- Bibhutipur Location within Bihar Bibhutipur Location within India
- Coordinates: 25°42′12″N 85°58′20″E﻿ / ﻿25.70333°N 85.97222°E
- Country: India
- State: Bihar
- District: Samastipur
- Block: Bibhutpur

Government
- • Type: Sarpanch

Area
- • Total: 18.16 km^{2} (7.01 sq mi)
- Elevation: 45 m (148 ft)

Population (2011)
- • Total: 34,764
- • Density: 1,914/km^{2} (4,958/sq mi)

Languages
- • Local: Hindi, Maithili
- Time zone: UTC+5:30 (IST)
- PIN: 848236
- STD code: 06274
- Vehicle registration: BR-33

= Bibhutipur, Samastipur =

Village in Bihar, India

Bibhutipur is a large village and the administrative centre of Bibhutipur Block, in the central region of Bihar, India. It is in the southeastern part of Samastipur District.

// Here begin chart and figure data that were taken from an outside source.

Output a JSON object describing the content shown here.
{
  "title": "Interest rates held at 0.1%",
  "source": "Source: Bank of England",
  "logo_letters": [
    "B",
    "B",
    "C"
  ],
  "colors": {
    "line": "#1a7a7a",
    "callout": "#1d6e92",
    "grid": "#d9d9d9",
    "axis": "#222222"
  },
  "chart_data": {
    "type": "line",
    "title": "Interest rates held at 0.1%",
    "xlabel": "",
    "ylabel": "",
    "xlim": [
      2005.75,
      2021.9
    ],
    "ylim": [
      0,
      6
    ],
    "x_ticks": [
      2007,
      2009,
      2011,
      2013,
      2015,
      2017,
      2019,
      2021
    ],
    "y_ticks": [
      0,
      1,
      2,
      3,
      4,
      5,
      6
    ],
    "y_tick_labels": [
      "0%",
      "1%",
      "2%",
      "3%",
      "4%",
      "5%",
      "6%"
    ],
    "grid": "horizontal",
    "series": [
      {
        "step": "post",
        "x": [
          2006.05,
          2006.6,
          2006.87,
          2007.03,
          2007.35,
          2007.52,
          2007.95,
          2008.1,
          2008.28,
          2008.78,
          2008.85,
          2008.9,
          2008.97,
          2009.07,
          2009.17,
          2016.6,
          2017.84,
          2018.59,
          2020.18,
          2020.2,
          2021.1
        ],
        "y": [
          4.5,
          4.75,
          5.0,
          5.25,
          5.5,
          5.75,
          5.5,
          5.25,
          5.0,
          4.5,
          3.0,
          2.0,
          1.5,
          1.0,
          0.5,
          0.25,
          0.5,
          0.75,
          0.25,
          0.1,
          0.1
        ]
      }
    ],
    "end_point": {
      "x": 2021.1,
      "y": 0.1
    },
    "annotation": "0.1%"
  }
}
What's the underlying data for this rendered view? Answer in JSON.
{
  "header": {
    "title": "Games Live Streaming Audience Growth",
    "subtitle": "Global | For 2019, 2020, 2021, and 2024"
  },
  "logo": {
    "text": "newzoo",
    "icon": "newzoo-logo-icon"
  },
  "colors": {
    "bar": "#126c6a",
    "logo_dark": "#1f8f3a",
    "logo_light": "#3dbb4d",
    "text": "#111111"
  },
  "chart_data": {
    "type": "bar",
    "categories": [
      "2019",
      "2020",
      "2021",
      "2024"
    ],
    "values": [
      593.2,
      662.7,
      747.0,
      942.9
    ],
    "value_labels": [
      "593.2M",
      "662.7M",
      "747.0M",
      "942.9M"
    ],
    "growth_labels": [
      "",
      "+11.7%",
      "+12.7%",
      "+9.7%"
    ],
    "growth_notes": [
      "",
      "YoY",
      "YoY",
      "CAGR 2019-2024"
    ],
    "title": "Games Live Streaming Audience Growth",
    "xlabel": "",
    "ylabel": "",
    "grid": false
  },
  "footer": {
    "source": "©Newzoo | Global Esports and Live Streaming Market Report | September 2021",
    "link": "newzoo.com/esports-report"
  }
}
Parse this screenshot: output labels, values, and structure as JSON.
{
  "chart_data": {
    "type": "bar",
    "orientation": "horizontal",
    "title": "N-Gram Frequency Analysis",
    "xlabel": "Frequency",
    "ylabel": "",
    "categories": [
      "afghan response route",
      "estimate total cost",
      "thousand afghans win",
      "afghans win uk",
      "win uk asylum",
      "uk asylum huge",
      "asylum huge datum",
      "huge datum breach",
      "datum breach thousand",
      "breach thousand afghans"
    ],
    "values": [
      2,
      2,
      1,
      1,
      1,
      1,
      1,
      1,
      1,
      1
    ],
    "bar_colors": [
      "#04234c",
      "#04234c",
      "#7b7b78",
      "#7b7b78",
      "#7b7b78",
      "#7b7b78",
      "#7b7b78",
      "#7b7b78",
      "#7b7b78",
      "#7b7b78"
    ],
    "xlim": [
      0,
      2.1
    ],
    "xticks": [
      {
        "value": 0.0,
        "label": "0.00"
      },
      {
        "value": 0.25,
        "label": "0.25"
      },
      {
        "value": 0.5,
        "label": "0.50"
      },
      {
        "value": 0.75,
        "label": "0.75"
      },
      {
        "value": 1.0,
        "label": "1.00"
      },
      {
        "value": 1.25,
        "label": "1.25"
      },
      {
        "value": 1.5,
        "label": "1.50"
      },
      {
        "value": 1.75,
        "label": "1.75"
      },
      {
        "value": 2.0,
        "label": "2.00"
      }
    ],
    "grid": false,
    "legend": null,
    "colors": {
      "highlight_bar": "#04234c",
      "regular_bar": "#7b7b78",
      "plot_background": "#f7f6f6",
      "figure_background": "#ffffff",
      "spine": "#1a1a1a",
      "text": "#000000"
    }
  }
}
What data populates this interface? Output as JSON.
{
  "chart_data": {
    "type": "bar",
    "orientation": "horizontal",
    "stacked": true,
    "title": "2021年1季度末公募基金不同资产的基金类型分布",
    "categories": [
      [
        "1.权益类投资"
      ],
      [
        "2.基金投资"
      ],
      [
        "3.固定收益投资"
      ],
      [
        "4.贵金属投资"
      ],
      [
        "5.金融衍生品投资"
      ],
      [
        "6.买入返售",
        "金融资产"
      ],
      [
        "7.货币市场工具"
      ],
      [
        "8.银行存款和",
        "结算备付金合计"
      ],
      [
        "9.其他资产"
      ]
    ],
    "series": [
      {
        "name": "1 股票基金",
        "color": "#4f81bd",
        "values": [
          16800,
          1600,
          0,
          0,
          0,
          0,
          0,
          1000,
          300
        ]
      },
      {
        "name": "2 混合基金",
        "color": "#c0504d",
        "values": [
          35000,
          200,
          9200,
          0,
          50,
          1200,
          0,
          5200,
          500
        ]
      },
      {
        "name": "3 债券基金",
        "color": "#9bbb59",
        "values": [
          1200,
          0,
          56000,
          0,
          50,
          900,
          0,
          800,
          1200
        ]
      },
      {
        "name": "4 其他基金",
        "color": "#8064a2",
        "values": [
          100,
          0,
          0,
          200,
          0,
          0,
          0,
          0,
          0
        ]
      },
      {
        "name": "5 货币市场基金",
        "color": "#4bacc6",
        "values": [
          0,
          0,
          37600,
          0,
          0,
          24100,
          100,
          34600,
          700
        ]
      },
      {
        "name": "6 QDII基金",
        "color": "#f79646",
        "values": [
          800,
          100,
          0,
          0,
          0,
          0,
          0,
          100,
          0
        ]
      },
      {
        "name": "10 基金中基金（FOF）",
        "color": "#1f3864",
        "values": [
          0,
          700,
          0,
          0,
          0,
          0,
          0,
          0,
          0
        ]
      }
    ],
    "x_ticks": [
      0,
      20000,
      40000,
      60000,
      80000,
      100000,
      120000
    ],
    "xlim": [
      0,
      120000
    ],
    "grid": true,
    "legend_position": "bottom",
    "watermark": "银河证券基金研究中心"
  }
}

The village had a population of 34,764 per the 2011 India Census.

== Geography ==
Bibhutipur is situated in the western shore of Burhi Gandak River, spanning an area of 1815.88 hectares. It has an average elevation of 45 metres above the sea level.

== Demographics ==
Bibhutipur had a population of 34,764 as of the 2011 census data. Within the local population, 18,143 were male and 16,621 were female. The working population made up of 32.58% of the total population. The village reported 53.03% for the overall literacy rate, with 11,046 of the male residents and 7,390 of the female population being literate.